Une étude récente, publiée en juillet 2026 dans la revue Science et Vie, suggère un lien possible entre la prise de pilules contraceptives contenant du désogestrel et une augmentation du risque de développer une tumeur du cerveau, plus précisément un méningiome. Ce type de tumeur se forme dans les méninges, les membranes qui enveloppent le cerveau et la moelle épinière. Les chercheurs soulignent que ce risque reste relatif et dépend de la durée d’utilisation du contraceptif. Par exemple, une utilisation prolongée (plusieurs années) pourrait multiplier ce risque par un facteur estimé entre 1,5 et 2,5 par rapport à une femme n’utilisant pas ce type de pilule. Cependant, le risque absolu reste faible, car les méningiomes sont des tumeurs rares.
Le mécanisme par lequel le désogestrel pourrait favoriser le développement de méningiomes n’est pas encore clairement établi. Les chercheurs émettent l’hypothèse que cette hormone, en agissant sur les récepteurs de la progestérone présents dans les méninges, pourrait stimuler la croissance de cellules anormales. Les méningiomes sont souvent sensibles aux hormones, ce qui explique pourquoi ils peuvent se développer ou s’aggraver pendant la grossesse ou sous l’effet de certains traitements hormonaux. Il est important de noter que cette association ne signifie pas que le désogestrel cause directement ces tumeurs, mais qu’il pourrait en augmenter le risque dans certains cas.
L’étude citée dans l’article s’appuie sur des données épidémiologiques, c’est-à-dire des observations réalisées sur de grandes populations. Les chercheurs ont analysé les dossiers médicaux de femmes ayant utilisé des pilules à base de désogestrel et ont comparé leur incidence de méningiomes à celle d’un groupe témoin. Les résultats montrent une corrélation statistique, mais pas une preuve formelle de causalité. D’autres études seront nécessaires pour confirmer ou infirmer ces résultats. En attendant, les autorités sanitaires, comme l’Agence nationale de sécurité du médicament (ANSM) en France, n’ont pas encore modifié leurs recommandations concernant l’utilisation de ces pilules.
À ce jour, les pilules contraceptives contenant du désogestrel restent autorisées et prescrites en France et dans d’autres pays.
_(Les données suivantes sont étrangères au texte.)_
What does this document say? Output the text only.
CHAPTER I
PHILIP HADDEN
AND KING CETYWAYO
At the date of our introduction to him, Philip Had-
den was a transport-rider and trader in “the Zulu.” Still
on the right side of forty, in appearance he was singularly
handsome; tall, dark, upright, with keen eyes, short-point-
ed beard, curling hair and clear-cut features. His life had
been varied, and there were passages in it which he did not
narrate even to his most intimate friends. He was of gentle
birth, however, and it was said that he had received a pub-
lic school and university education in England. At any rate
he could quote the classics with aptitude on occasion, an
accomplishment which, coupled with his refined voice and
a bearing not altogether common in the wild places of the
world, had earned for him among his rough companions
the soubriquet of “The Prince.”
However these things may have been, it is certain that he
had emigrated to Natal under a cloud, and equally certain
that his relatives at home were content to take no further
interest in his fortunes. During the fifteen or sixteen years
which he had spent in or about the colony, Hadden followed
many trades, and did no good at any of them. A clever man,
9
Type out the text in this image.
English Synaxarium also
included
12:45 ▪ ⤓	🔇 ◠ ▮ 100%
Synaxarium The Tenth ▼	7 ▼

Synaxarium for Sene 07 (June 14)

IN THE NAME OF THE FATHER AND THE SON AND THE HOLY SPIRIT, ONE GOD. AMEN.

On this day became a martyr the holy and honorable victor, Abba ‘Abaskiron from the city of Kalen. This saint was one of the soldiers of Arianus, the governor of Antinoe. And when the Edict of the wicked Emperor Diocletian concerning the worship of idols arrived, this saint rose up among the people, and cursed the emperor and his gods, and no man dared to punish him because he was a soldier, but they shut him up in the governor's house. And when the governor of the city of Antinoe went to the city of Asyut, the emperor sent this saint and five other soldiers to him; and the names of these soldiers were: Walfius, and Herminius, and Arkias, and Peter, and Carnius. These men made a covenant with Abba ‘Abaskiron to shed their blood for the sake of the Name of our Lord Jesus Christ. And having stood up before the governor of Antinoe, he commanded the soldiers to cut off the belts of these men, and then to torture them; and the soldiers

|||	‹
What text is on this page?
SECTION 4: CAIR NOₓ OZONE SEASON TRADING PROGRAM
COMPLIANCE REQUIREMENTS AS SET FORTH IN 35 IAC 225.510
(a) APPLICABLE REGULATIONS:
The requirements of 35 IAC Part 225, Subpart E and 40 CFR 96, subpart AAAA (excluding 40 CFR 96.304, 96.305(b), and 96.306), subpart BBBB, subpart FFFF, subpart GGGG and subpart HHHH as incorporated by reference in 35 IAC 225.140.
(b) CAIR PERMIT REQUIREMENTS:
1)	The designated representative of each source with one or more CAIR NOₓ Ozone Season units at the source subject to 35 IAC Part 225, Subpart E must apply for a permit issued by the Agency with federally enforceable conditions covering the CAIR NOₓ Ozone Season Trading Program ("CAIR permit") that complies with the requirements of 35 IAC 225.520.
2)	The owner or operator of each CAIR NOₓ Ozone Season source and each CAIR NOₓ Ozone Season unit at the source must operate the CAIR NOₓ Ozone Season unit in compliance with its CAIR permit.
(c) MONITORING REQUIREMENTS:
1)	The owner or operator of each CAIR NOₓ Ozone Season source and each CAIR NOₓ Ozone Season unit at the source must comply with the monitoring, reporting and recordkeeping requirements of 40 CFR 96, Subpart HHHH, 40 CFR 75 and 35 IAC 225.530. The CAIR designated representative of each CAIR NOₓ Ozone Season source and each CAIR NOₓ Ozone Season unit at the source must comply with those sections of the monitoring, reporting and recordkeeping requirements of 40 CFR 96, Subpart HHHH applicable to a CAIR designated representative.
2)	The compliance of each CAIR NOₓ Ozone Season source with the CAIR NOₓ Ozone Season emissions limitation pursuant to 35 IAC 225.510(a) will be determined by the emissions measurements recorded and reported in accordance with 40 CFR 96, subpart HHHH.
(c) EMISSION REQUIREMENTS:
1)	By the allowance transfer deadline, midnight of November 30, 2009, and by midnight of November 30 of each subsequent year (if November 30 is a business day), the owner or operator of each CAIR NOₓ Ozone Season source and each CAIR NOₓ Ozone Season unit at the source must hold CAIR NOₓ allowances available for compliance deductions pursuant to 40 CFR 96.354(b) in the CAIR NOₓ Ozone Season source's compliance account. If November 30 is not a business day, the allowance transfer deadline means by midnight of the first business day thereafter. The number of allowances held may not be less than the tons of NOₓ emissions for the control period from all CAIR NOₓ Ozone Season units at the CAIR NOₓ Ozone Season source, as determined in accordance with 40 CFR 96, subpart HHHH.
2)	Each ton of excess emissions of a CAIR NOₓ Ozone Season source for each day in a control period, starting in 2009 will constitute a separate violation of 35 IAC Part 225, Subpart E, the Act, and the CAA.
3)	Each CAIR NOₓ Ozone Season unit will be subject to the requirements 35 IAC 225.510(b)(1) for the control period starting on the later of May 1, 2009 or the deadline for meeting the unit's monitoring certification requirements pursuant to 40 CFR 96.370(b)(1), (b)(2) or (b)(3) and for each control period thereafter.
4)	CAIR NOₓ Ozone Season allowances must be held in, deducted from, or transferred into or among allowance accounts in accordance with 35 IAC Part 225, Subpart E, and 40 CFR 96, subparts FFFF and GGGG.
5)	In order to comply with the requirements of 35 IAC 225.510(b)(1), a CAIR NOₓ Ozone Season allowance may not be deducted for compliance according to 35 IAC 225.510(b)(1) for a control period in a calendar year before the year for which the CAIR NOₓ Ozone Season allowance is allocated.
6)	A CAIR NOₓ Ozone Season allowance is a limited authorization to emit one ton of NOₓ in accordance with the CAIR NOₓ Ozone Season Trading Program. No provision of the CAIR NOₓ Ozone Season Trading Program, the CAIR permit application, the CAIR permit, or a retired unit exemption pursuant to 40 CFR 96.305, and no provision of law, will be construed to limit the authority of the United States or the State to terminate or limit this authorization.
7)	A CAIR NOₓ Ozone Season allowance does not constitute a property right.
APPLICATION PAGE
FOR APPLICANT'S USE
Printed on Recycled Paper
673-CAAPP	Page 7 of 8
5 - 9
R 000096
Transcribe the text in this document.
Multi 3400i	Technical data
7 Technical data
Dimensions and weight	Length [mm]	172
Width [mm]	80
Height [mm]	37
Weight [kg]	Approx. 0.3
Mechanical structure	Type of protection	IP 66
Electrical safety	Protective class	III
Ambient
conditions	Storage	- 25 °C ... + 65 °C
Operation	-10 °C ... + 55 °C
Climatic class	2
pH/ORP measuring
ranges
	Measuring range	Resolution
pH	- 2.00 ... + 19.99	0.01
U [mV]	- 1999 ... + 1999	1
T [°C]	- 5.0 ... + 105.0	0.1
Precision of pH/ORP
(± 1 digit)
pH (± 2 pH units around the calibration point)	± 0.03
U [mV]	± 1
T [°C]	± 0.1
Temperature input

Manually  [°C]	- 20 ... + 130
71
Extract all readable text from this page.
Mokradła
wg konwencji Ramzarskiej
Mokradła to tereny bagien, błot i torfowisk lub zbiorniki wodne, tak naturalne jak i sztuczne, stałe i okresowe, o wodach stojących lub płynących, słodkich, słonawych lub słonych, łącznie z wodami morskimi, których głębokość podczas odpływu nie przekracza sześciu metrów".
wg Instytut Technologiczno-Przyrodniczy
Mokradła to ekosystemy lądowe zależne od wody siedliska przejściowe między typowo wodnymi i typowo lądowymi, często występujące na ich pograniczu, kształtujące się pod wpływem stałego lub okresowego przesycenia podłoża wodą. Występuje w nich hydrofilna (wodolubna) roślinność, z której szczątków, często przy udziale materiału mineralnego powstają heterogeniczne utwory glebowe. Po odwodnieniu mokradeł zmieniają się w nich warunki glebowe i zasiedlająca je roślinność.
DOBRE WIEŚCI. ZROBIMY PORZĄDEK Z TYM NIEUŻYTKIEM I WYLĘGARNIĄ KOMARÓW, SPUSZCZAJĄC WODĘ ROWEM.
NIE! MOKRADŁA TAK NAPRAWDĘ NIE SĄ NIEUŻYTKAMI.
Les autorités sanitaires insistent sur le fait que les bénéfices de la contraception (prévention des grossesses non désirées, réduction des risques de certains cancers comme celui de l’ovaire ou de l’endomètre) continuent de l’emporter sur les risques potentiels. Cependant, elles recommandent aux femmes utilisant ces pilules de ne pas arrêter leur traitement sans consulter leur médecin. Une réévaluation individuelle du rapport bénéfice/risque pourrait être envisagée, notamment pour les femmes ayant des antécédents familiaux de méningiomes ou utilisant le désogestrel depuis de nombreuses années.
Pour les femmes souhaitant éviter le désogestrel, il existe d’autres options contraceptives. Les pilules de *2e génération* (contenant du lévonorgestrel ou du noréthistérone) sont souvent proposées comme alternative, car elles ne contiennent pas cette hormone. D’autres méthodes, comme les stérilets (DIU), les implants contraceptifs ou les pilules microprogestatives (sans œstrogène), peuvent également être envisagées. Chaque femme a des besoins différents, et le choix du contraceptif doit être discuté avec un professionnel de santé, en tenant compte de ses antécédents médicaux et de ses préférences personnelles.